Littérature française

Brigitte Giraud

Vivre vite

illustration

Chronique de Marguerite Martin

Librairie Terre des livres (Lyon)

Défi ultime que ce jeu des « si » auquel se frotte Brigitte Giraud. Elle tente de comprendre ce qui a pu conduire à l’accident qui a coûté la vie à son mari le 22 juin 1999. Une enquête minutieuse qui met en scène son histoire – passionnante – avec Claude et rappelle que vivre est aussi grisant que périlleux.

Dans les vies qui pulsent, électriques, chaque décision a des conséquences, parfois irrémédiables.

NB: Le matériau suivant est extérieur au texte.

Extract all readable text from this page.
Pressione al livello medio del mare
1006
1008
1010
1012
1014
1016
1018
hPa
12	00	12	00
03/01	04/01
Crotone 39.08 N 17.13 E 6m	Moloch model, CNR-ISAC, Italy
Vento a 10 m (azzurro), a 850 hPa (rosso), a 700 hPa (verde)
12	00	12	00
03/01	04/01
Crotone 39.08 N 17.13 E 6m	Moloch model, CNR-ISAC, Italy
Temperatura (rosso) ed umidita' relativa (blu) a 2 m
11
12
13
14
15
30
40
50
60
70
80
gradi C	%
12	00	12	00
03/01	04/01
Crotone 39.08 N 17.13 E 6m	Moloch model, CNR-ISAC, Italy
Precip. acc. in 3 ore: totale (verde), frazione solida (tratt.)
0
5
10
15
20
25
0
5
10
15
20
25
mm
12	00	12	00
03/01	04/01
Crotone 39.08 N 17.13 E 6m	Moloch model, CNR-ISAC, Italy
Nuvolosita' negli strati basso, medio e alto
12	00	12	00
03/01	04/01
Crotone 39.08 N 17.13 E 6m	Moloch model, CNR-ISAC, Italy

Choisir de vendre un appartement, acheter une maison, appeler sa mère, prêter son garage pour dépanner son frère cherchant à protéger sa moto neuve, déplacer un rendez-vous avec son éditeur, ne pas aller chercher son fils à l’école, autant d’actes qui auront peut-être pesé dans le destin tragique de Claude. Quelle est la part de hasard dans cet enchaînement d’événements ? Quel aurait été le destin de Claude autrement ? Brigitte Giraud mène l’enquête avec une minutie d’orfèvre, creuse le sillon de souvenirs qu’elle découpe au scalpel. Malgré l’issue connue, elle parvient à créer une tension compacte et à susciter une curiosité avide chez le lecteur. Telle une équilibriste, elle marche sur le fil tendu entre un passé avec Claude brûlant de joie et un présent qui cherche des réponses, tenant dans ses mains le point de bascule de cette disparition injuste et absurde. La gêne pourrait être au rendez-vous de ce découpage d’une intimité palpable mais la magie de l’écriture porte le lecteur dans un tourbillon de vitalité et l’en tient éloigné. Sans concessions, l’autrice décrypte et analyse le moindre de ses choix, offrant avec une lucidité et un humour déconcertants son regard sur ce qui nous lie au monde et nous en détache. C’est le portrait époustouflant d’une femme qui dévore l’existence, dessiné par celle qu’elle est devenue à force de courage. La force qui teinte ce récit sublime la tristesse et le deuil. Un élan surplombe toutes les questions de destin et de hasard. Un miracle s’opère : le lecteur, pris dans le tourbillon des « si » qui s’enchaînent, se prend à croire qu’inverser le cours des choses est toujours possible et n’en revient pas de s’émouvoir du récit annoncé du drame pivot.